I'm very torn over this. And I say this as a company owner and employer who is extremely familiar with the issue.
Oversimplifying for brevity, I am seeing three cases in play as businesses respond to the Affordable Care Act:
(1) Businesses which do not have to cut their part-timers' hours in order to make a killing but which do so anyway, hiding behind the "bad" health care law changes as a flimsy excuse. I see this a lot and know a handful of these types of owners. VERY sad to watch that kind of disgusting contempt for their own employees.
(2) Businesses with relatively thin net profits which, by virtue of employing hundreds or thousands of part-timers, face the terrible choice between either really large increases in benefits costs or devastating cuts to hours as an end-run around the law.
(3) A very wide range of businesses which are in between the first two, having neither the sociopathic leadership of (1) nor the genuinely impossible-seeming choice of (2). (Size is another variable I won't even get into.) For them it is not a question of survival, nor necessarily even a case of competitiveness, but rather a question of ownership's take at the end of the day. In my opinion it remains to be seen how this group will behave, but unfortunately it is not a stable equilibrium... particularly in the realm of public corporations.
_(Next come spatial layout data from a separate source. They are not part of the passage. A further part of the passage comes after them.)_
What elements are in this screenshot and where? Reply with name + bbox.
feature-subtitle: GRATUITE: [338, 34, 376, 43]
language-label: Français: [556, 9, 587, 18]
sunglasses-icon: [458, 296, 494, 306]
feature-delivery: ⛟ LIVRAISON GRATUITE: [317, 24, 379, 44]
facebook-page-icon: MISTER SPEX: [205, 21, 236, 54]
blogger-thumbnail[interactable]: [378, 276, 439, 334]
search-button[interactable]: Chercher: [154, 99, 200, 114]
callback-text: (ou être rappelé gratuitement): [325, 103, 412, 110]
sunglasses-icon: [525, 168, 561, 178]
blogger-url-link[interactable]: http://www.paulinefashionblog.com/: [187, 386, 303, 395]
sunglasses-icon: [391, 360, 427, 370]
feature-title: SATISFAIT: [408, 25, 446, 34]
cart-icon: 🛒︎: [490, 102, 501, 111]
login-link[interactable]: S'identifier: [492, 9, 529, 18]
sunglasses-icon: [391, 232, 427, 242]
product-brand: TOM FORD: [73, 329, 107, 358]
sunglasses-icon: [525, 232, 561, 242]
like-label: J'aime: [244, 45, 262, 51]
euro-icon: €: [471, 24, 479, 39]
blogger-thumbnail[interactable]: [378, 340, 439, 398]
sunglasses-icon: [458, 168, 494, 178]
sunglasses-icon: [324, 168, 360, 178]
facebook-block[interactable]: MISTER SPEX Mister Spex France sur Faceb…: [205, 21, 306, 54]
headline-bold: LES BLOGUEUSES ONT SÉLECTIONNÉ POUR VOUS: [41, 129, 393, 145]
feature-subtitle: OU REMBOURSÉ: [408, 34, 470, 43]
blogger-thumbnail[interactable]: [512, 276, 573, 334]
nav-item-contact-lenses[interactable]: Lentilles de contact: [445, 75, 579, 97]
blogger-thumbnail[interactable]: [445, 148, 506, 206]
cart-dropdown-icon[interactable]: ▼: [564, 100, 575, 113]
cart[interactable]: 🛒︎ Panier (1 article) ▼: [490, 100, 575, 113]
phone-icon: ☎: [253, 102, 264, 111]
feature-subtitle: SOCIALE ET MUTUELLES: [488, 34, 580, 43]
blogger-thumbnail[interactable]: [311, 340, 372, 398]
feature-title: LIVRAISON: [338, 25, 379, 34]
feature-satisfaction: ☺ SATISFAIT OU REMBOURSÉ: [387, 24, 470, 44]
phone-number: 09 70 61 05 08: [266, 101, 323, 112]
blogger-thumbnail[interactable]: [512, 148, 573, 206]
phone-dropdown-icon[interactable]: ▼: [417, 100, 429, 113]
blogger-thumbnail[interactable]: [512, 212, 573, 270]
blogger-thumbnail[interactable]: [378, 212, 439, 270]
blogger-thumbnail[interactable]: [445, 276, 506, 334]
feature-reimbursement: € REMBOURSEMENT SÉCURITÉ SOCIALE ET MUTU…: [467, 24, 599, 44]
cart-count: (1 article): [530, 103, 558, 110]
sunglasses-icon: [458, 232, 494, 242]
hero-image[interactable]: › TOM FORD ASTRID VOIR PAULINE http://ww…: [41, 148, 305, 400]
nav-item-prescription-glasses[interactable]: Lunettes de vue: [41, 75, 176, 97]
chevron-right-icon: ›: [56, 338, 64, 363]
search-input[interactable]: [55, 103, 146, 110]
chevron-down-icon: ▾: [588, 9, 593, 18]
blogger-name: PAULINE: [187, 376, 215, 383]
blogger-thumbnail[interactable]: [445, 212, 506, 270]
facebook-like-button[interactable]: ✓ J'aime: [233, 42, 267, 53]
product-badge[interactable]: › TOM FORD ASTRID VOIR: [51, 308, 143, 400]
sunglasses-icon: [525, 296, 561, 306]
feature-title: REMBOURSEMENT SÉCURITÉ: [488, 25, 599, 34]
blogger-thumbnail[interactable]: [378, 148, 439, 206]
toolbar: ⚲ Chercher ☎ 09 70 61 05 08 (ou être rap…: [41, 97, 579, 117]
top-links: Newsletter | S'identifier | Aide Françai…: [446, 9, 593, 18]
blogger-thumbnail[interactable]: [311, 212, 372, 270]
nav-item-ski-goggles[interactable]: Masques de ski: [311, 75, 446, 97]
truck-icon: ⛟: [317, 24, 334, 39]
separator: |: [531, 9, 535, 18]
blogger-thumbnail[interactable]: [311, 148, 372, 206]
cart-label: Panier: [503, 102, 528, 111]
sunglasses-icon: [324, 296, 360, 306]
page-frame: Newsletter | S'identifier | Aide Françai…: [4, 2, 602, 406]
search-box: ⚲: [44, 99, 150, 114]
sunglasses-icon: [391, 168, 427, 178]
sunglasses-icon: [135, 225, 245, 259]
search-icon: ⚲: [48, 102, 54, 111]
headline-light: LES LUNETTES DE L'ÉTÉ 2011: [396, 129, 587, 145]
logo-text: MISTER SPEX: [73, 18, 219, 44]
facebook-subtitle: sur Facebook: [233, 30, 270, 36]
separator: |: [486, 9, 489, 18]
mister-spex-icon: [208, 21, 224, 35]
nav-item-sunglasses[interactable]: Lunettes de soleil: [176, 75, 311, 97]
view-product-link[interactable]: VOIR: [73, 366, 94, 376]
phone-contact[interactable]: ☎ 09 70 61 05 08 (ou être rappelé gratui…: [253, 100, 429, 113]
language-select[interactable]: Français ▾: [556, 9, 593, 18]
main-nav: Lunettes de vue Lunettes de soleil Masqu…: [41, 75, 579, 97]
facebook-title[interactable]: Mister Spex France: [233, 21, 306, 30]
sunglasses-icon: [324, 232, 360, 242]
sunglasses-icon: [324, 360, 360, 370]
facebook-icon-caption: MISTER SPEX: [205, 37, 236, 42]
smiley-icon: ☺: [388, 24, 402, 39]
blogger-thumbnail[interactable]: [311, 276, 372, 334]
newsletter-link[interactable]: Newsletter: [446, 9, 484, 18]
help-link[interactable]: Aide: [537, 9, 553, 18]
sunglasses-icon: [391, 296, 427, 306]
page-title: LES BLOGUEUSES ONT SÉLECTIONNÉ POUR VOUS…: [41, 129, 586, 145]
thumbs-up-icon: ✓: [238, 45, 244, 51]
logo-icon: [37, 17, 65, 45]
I strongly suspect that non-Disney amusement parks generally fall into case (2).
In a group of park enthusiasts it is natural and easy to focus on this like a laser. It is one part of the picture. It is not by any stretch of the imagination the entire picture.
All of this stands against the backdrop of the alternative in the absence of any such law. That alternative, particularly in the long term, is terrifying. Nobody from either side of the aisle, nor from the middle, has proposed anything at all that offers both a realistic chance of becoming law and a better solution to the worst case scenario of doing nothing.
So by all means, follow the advice of gigantic one-word posts urging you to VOTE. But if your vote is to be influenced by health care legislation, make sure you're fully familiar with the total picture first, and the incredibly complex reality of a problem which has no truly "good" solution.
Edit: I note that the posts I just mentioned at the end of this post have disappeared. Apologies for the reactive political bent at the end here. I'll happily remove it if it saves the rest of the post!